Day and night are of equal duration.
Equinox = the moment when day and night are of approximately equal duration all over the planet, the northern and southern hemispheres being equally illuminated. In this moment the plane of Earth's equator passes through the center of the Sun's disk.
The equinox occurs twice a year: once around March 20th (the vernal equinox, conventionally marks the beginning of spring in the nortern hemisphere while for the southern hemisphere it is the autumnal equinox, that marks the beginning of autumn) and once around September 23rd (the autumnal equinox, conventionally marks the beginning of autumn in the nortern hemisphere while for the southern hemisphere it is the vernal equinox, that marks the beginning of spring).
The modern Gregorian calendar and the adjustment of the Julian calendar.
The only difference between the two calendars: a year that is evenly divisible by 100 is a leap year only if it is evenly divisible by 400 as well.
In 1582, at February 24th, by papal bull Inter gravissimas, Pope Gregory XIII (the 13th) commissioned the adjustment of the Julian calendar, that was in use at that time, in short dully leaping from the date of October 4th (Thursday) not to the date of October 5th (Friday) as it would had been normal, but to the date of October 15th (Friday), dully synchronizing the calendar year with the astronomical one.
Also, as important as the above synchronization, it was the change on the rule for the intercalary day, so that the kind of discrepancies (differences) generated by the Julian calendar would not happen, well, at least not for the next 3300 years.
Therefore the algorithm ended up with the leap year rule, as presented in the above sections.

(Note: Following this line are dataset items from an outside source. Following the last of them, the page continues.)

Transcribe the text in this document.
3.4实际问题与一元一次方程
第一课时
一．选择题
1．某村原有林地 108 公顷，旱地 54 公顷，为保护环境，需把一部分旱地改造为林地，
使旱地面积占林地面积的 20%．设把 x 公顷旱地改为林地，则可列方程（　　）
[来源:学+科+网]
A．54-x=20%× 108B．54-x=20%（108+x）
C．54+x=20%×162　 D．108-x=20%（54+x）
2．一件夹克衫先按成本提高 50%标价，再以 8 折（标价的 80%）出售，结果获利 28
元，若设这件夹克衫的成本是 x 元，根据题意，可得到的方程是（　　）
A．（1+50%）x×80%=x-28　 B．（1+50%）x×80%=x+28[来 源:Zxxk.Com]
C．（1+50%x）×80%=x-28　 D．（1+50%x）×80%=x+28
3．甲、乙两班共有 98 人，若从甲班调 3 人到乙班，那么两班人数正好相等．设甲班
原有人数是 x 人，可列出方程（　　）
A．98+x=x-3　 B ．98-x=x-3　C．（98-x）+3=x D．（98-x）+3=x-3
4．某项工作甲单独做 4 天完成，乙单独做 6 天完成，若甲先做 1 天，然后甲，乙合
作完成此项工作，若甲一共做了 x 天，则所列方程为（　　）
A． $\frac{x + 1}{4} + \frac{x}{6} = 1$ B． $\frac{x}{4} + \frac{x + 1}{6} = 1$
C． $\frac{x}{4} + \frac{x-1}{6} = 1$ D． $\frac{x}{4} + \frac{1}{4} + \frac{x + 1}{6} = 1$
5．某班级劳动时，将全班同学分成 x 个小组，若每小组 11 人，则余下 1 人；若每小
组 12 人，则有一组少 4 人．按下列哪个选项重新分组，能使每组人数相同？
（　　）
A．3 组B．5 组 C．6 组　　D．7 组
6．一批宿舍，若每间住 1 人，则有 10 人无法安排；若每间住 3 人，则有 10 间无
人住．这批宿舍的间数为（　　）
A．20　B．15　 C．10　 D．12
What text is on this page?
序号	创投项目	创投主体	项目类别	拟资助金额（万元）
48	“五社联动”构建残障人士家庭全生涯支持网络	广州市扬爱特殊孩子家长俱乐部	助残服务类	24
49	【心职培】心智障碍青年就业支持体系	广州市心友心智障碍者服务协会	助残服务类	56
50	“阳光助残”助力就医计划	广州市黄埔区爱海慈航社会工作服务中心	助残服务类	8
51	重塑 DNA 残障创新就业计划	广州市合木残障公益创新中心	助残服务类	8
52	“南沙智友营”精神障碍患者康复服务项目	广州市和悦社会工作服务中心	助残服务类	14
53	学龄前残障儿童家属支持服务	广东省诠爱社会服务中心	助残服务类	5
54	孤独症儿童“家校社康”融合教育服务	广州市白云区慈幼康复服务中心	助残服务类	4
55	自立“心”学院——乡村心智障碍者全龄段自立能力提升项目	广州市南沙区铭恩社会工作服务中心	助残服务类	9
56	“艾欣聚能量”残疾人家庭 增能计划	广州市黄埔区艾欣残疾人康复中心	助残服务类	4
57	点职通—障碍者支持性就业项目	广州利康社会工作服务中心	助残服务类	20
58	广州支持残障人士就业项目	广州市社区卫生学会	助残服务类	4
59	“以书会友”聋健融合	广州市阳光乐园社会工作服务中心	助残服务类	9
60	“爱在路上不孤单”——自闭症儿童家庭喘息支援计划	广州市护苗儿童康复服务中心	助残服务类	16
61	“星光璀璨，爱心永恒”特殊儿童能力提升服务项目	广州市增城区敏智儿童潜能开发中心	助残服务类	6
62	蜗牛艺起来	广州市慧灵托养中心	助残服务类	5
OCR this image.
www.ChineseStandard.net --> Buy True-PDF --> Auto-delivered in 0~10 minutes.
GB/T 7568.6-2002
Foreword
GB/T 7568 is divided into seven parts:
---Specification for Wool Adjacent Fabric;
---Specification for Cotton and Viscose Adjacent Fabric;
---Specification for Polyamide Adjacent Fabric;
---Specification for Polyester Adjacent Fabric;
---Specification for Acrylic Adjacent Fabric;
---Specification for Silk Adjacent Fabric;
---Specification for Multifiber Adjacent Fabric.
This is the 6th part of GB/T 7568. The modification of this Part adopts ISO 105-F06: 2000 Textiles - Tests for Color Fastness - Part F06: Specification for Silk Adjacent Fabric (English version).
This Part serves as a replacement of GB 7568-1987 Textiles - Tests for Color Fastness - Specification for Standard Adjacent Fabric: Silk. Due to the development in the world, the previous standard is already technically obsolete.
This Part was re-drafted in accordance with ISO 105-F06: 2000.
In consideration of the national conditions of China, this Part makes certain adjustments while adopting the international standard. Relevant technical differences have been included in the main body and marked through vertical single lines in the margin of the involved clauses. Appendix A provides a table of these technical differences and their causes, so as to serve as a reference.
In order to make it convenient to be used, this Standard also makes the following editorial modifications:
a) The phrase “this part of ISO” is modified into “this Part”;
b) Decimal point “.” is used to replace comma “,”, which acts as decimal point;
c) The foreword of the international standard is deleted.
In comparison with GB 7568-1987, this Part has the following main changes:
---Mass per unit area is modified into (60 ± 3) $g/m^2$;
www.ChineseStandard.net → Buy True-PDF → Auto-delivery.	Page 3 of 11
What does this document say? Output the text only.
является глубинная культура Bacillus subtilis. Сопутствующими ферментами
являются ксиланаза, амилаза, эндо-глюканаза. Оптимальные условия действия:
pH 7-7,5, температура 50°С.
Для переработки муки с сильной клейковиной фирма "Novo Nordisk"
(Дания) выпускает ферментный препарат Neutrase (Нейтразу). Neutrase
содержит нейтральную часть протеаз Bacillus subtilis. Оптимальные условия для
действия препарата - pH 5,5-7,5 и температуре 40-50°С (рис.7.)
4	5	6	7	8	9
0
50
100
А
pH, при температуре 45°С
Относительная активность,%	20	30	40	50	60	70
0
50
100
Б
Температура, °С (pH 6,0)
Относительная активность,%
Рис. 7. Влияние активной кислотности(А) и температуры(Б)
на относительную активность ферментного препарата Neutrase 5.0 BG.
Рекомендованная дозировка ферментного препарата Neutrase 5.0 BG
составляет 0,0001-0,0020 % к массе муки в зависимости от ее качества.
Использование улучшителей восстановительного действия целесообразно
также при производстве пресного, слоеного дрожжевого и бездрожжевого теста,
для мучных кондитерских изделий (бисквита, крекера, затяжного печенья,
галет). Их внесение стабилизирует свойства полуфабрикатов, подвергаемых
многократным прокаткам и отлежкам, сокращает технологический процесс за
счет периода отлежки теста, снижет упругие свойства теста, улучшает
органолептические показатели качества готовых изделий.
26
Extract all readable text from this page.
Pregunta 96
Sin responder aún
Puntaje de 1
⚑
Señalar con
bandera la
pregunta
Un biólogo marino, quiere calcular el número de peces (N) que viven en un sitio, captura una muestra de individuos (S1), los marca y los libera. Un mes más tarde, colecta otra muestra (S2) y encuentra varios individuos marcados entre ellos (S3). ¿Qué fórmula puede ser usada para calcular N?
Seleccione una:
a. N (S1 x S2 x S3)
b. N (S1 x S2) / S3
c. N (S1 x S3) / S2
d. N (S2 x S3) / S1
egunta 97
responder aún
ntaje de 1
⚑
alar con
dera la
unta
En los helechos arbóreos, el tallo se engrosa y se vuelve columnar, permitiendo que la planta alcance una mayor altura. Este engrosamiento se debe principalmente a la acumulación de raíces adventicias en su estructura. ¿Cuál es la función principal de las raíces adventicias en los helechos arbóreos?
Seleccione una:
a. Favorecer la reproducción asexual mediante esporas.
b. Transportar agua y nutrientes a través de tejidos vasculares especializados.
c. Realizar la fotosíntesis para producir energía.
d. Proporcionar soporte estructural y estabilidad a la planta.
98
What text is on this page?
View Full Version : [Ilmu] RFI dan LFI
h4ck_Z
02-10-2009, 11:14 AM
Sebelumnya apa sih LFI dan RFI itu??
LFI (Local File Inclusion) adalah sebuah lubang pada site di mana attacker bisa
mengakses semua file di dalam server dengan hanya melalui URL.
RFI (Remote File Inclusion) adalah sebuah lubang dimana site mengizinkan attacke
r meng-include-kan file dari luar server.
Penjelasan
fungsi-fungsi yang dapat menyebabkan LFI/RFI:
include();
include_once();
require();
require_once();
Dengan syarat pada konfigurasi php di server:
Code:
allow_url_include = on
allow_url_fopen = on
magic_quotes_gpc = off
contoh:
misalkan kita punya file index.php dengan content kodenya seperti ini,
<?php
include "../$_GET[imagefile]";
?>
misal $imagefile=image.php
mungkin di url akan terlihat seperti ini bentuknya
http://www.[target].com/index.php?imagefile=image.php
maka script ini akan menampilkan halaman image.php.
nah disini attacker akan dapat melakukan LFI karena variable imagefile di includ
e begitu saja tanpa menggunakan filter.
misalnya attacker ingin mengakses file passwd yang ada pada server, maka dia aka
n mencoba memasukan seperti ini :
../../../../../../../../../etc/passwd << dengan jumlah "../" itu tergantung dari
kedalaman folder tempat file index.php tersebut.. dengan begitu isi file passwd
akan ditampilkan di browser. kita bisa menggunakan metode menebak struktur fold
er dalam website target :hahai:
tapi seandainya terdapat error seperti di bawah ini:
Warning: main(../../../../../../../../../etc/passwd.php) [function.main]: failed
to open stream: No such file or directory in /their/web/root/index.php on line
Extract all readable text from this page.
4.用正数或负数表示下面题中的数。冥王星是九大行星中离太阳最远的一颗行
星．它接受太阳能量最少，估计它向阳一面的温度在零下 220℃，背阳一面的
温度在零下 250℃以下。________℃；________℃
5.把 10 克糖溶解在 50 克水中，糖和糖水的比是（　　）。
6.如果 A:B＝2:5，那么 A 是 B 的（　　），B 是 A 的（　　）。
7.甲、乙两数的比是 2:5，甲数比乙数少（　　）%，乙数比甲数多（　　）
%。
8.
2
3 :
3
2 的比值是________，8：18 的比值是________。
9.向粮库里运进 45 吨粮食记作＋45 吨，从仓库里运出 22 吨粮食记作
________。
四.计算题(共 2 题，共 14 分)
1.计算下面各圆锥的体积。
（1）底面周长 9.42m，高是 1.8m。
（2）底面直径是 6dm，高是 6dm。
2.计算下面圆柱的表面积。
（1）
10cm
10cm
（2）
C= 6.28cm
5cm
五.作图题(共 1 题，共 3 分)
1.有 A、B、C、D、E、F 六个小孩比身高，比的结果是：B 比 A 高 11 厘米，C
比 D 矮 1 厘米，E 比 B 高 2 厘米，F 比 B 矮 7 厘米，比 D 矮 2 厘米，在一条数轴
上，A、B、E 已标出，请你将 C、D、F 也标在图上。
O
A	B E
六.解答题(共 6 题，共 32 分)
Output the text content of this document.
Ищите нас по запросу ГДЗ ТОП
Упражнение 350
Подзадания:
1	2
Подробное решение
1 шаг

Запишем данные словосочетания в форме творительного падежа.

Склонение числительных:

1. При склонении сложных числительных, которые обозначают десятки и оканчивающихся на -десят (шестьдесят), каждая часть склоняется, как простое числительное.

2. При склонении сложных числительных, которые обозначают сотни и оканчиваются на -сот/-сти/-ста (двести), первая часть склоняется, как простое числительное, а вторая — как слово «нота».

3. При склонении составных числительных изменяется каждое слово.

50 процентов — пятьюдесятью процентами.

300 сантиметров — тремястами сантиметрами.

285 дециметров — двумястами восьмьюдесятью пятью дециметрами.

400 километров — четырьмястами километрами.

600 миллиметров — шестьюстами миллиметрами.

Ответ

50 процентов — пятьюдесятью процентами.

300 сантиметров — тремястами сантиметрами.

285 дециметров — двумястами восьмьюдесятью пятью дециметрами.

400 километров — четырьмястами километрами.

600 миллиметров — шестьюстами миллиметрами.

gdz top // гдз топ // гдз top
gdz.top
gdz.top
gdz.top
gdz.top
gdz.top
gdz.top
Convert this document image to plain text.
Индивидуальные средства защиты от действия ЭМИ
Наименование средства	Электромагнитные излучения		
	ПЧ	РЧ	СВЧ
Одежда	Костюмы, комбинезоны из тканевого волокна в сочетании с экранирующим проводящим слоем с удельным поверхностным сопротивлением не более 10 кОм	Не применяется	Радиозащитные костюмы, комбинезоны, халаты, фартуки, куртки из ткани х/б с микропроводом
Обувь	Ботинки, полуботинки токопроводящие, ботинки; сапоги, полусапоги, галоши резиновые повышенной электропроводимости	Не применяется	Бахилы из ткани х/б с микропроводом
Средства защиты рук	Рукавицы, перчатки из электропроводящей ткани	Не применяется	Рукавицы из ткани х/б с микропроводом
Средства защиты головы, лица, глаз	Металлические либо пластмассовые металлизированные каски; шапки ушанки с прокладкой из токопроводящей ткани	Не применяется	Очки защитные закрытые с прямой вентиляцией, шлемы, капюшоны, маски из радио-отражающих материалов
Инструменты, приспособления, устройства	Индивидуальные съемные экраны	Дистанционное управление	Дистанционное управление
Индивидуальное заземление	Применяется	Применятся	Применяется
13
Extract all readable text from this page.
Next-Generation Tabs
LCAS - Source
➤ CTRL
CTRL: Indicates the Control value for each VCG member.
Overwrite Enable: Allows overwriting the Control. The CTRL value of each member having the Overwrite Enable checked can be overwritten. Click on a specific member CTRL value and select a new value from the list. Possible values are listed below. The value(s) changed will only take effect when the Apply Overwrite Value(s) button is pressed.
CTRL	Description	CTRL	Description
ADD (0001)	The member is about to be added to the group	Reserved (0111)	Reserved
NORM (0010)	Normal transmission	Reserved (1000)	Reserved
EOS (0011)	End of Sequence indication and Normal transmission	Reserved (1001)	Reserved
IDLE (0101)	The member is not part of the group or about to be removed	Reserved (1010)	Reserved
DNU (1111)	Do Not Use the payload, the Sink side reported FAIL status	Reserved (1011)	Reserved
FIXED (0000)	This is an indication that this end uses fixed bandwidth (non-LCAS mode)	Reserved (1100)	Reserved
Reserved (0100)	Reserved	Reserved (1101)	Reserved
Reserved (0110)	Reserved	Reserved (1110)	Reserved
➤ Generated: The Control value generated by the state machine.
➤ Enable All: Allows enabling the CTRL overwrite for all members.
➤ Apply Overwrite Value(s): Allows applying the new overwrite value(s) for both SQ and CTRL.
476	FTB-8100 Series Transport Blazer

This new rule, whereby a century year (one that is evenly divisible by 100) is a leap year only if it's also evenly divisible by 400, is the sole feature that distinguishes the Gregorian calendar from the Julian calendar (added on top of the previous rule of years being evenly divisible by 4).
How accurate is the Gregorian calendar, based on the leap year algorithm?
In 3236 of years the calendar shifts 1 extra day in error over to the astronomical one.
Following the Gregorian reform, the average calendar year length is now 365,2425 days, an even better approximation to the astronomical year (≈ 365.242216).
At this rate, it takes about 3236 years for the Gregorian calendar to get into errors, gaining 1 extra day versus the astronomical year, from the moment of its creation in 1582.
By then though we'll probably come up with another better calendar, in advance real time computer synchronized with the astronomical year, based on real time measurements.
Every calendar is just an approximation.
To make a calendar a better measurement of the astronomical year, determined by the Earth's orbit around the Sun, leap year rules were created and have since been improved. These improvements have resulted in a better synchronization between the calendar year and the astronomical one, but the calendar year will only be an approximation:
- The approximate error in the Gregorian calendar: 1 day every 3236 years.
- The approximate error in the previous Julian calendar: 1 day every 128 years.
What are the chances of being born on a leap day (February 29th)?
- Slightly less than 1 in 1,500
- Approximately 1 in 1,461 ≈ 0.000684462697
- Or, more precisely, 97 in (400 × 365 + 97) ≈ 0.000663942449.
What is happening with your birthday party and the driver licence if you were born on a leap day (February 29th)?
The Paradox of Being a Leap Year Baby Born on February 29: A person born on February 29th may be called a "leapling" or a "leaper". In non-leap years, some leaplings celebrate their birthday on either February 28th or March 1st, while others only observe birthdays during leap years, on the authentic February 29th. If you were born on a Leap Year, do you get your driver's license on February 28th or on March 1st? This is an ambiguous question that is decided by each country differently, some preffer to use the February 28th (New Zealand) while others preffer the March 1st (UK, Hong Kong). There are around 4 million people worldwide who were born on a Leap Day (February 29th).